План, гениальный и безумный, как и всё, за что они брались, был запущен. Гастрономическая трагедия плавно перетекала в технологический пиздец. И банда лузеров, как всегда, шла в его эпицентр с выпученными грудями и абсолютной уверенностью.
Глава 3: Рождение монстра
Убежище банды на чердаке дома Очкарика мало походило на штаб-квартиру передовых цифровых технологий. Скорее, оно напоминало свалку, по которой проехался ураган, а потом ещё и потоп случился. Повсюду валялись груды пожелтевших учебников по физике, разобранные радиодетали, пустые пачки от чипсов, одинокий роликовый конёк и то, что когда-то, видимо, было школьным планетарием. Воздух пах пылью, старыми микросхемами и тленом.
В эпицентре этого хаоса, за столом, сколоченным из двери и двух козлов, стоял мозг операции — древний, пыхтящий системный блок Очкарика. Монитор, выпускавшийся, наверное, ещё при Горбачёве, мерцал зелёным светом, отражаясь в его стёклах.
— Итак, — торжественно произнёс Очкарик, сдувая пыль с клавиатуры. — Приступаем к таинству. Для создания базовой языковой модели нам потребуется доступ к открытым нейросетевым архитектурам. Я скачал несколько гигабайтов обучающих данных — поваренные книги, стихи Есенина для романтического контекста и базовый модуль для генерации женского голоса.
— А нахуй ей Есенин? — тут же встрял Жирный, развалившись на единственном целом кресле и доедая припасённую с прошлой недели куриную ножку. — Чтобы она тоже страдала и посылала всех нахуй? Сделай чтобы она говорила: «Милый, хочешь жрать?
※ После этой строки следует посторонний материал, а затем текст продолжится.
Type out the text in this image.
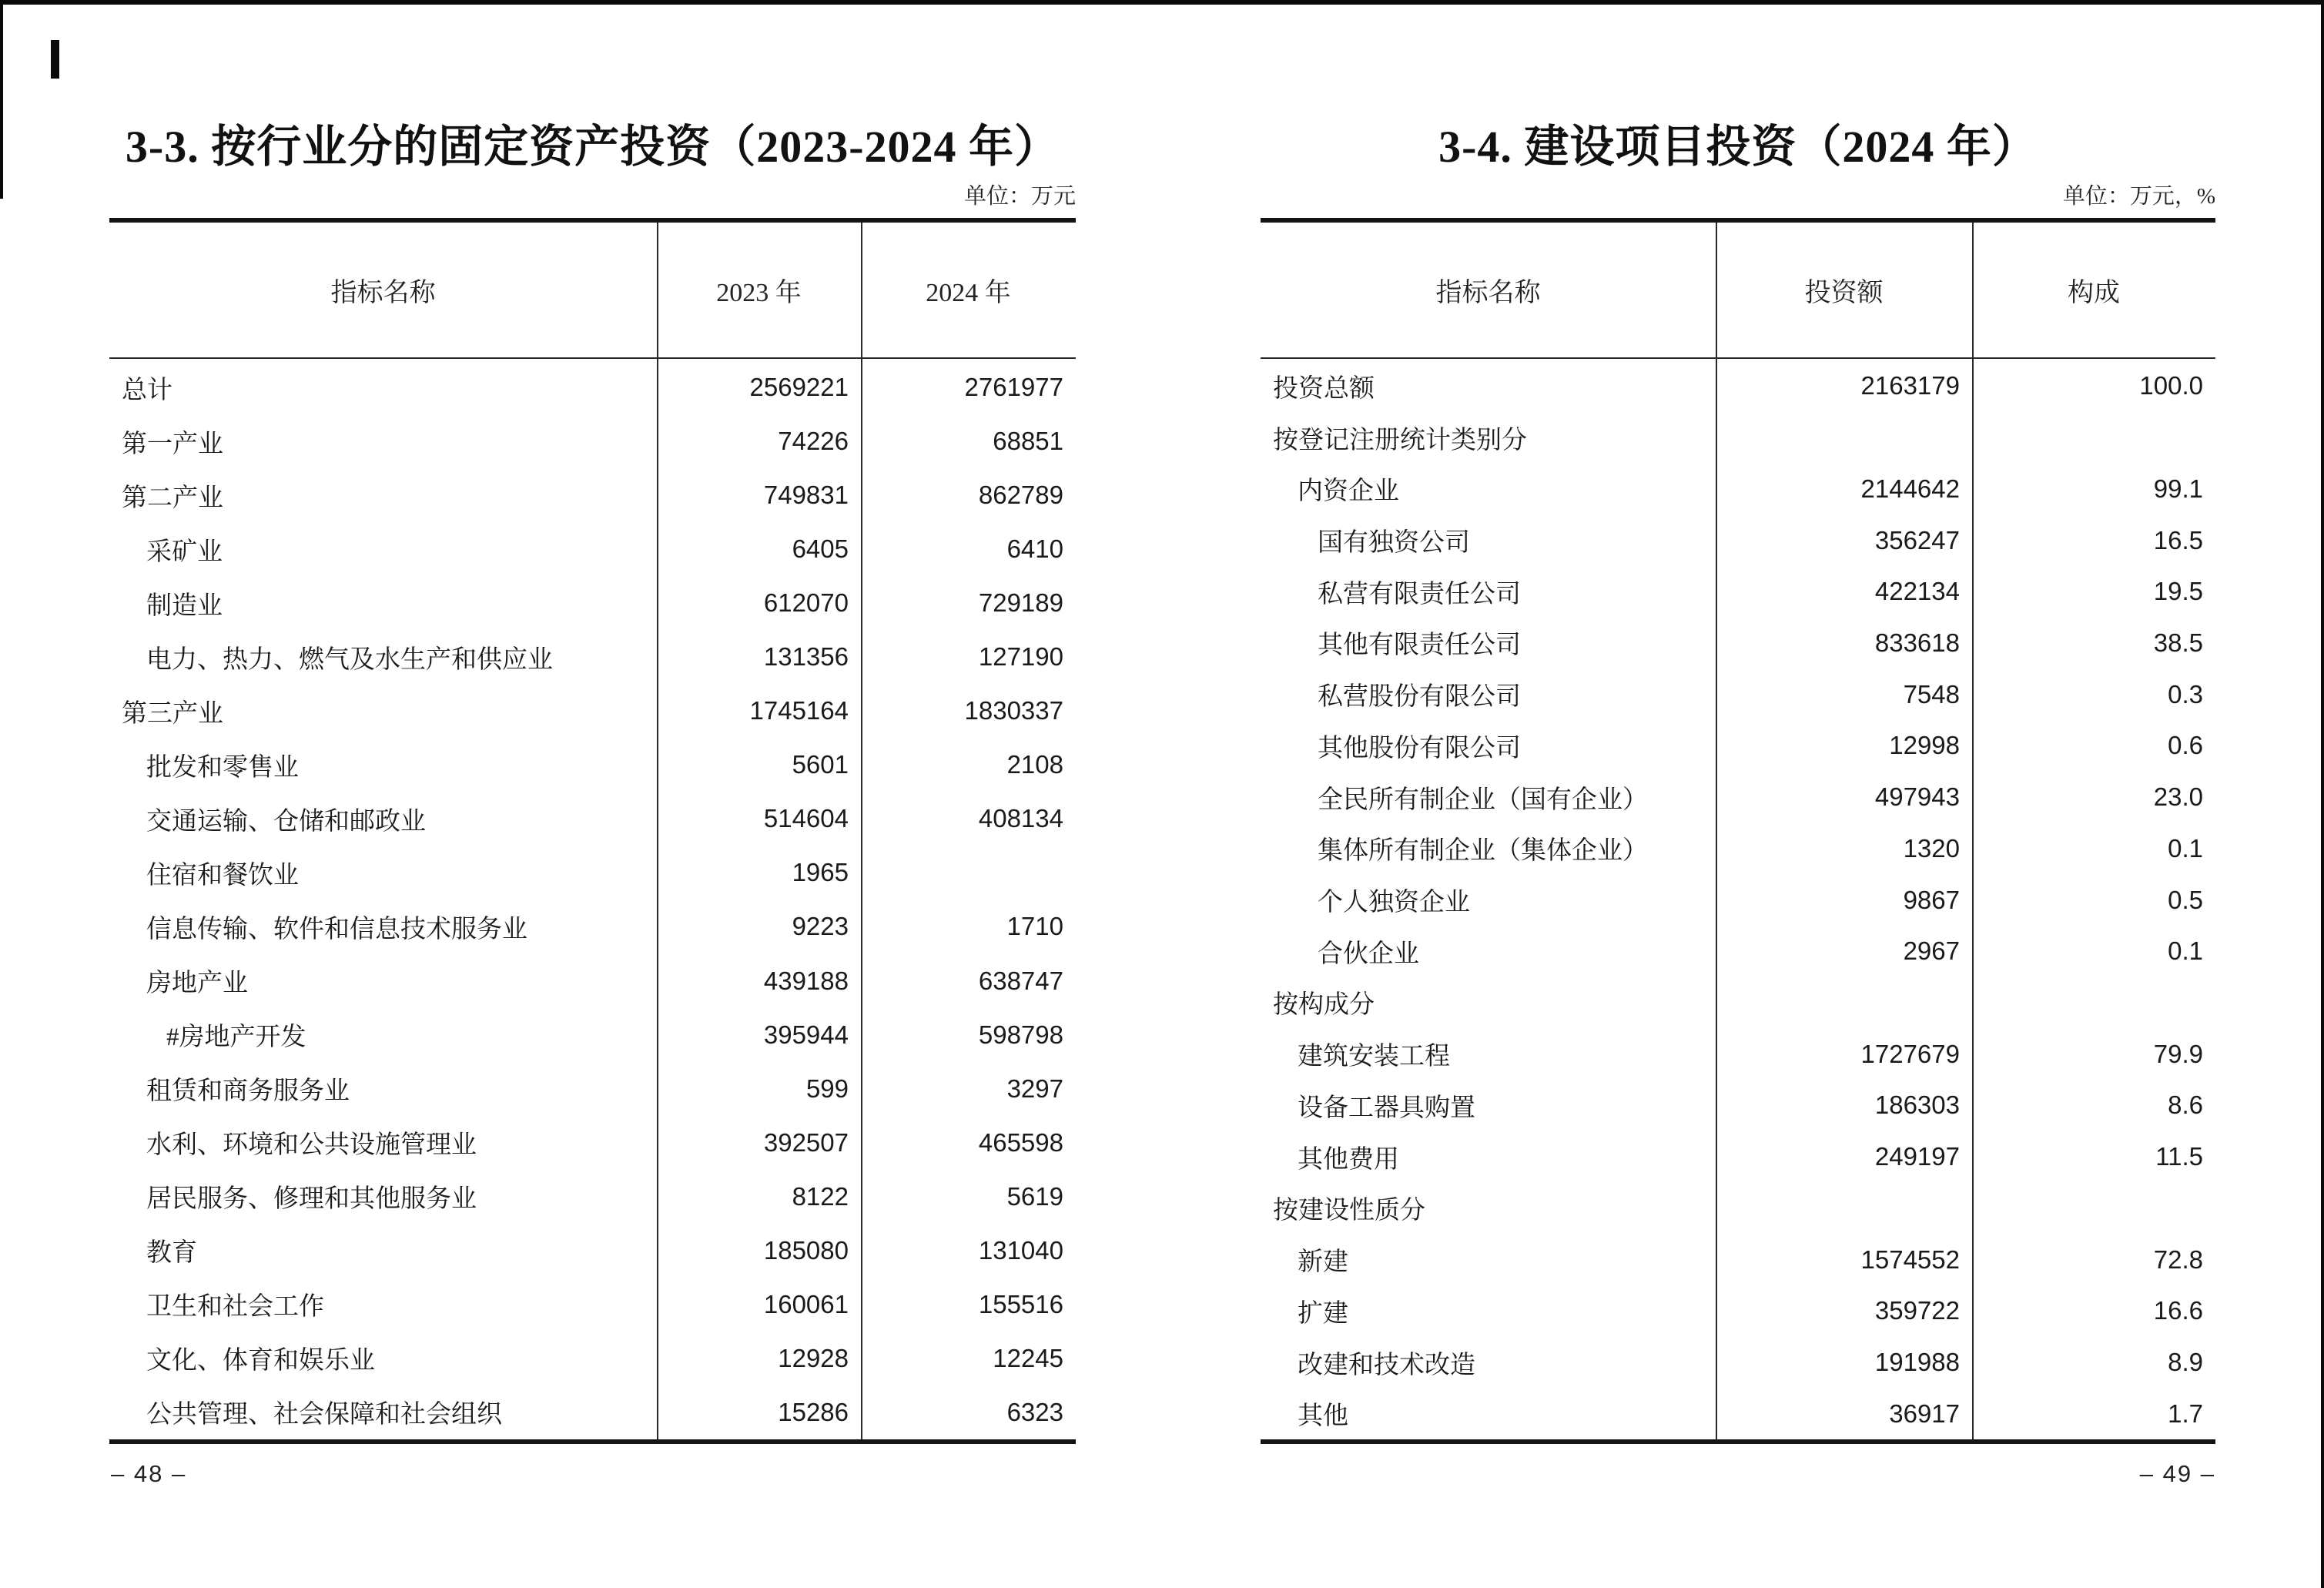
3-3. 按行业分的固定资产投资（2023-2024 年）
单位：万元
指标名称	2023 年	2024 年
总计	2569221	2761977
第一产业	74226	68851
第二产业	749831	862789
采矿业	6405	6410
制造业	612070	729189
电力、热力、燃气及水生产和供应业	131356	127190
第三产业	1745164	1830337
批发和零售业	5601	2108
交通运输、仓储和邮政业	514604	408134
住宿和餐饮业	1965
信息传输、软件和信息技术服务业	9223	1710
房地产业	439188	638747
#房地产开发	395944	598798
租赁和商务服务业	599	3297
水利、环境和公共设施管理业	392507	465598
居民服务、修理和其他服务业	8122	5619
教育	185080	131040
卫生和社会工作	160061	155516
文化、体育和娱乐业	12928	12245
公共管理、社会保障和社会组织	15286	6323
– 48 –
3-4. 建设项目投资（2024 年）
单位：万元，%
指标名称	投资额	构成
投资总额	2163179	100.0
按登记注册统计类别分
内资企业	2144642	99.1
国有独资公司	356247	16.5
私营有限责任公司	422134	19.5
其他有限责任公司	833618	38.5
私营股份有限公司	7548	0.3
其他股份有限公司	12998	0.6
全民所有制企业（国有企业）	497943	23.0
集体所有制企业（集体企业）	1320	0.1
个人独资企业	9867	0.5
合伙企业	2967	0.1
按构成分
建筑安装工程	1727679	79.9
设备工器具购置	186303	8.6
其他费用	249197	11.5
按建设性质分
新建	1574552	72.8
扩建	359722	16.6
改建和技术改造	191988	8.9
其他	36917	1.7
– 49 –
Донать пятьсот рублей на новые сковородки, и я спою тебе песню». Вот это — монетизация!
Жаба, устроившийся на старом матрасе в углу, слабо протестующе застонал. — Нет… чтобы она про еду… чтобы она знала, как правильно свёклу для борща пассеровать… чтобы сметанку домашнюю…
— Не парься, Жабёнок, будет тебе и свёкла, и сметанка, — отмахнулся Жирный. — Главное — чтобы бабло стригла. Очкарик, а она сможет в Oнлифанс? Ну, там, фото в передничке кружевном выкладывать?
Очкарик поморщился. — Это несколько сложнее технически и, скажем так, юридически сомнительно. Давайте сосредоточимся на создании стабильного цифрового сознания, а не на порно-индустрии.
Тем временем Бздун, исполняя свою «почётную» миссию, пытался подключить к системному блоку вентилятор, купленный на сдачу от тех самых пятисот рублей, которые Жирный «одолжил» у него на «стартап». Вентилятор был китайский, с розовыми светодиодами, и Бздун почему-то решил, что его нужно примотать изолентой прямо к видеокарте. — Может, так лучше будет охлаждаться? — робко спросил он, залезая под стол с мотком скотча.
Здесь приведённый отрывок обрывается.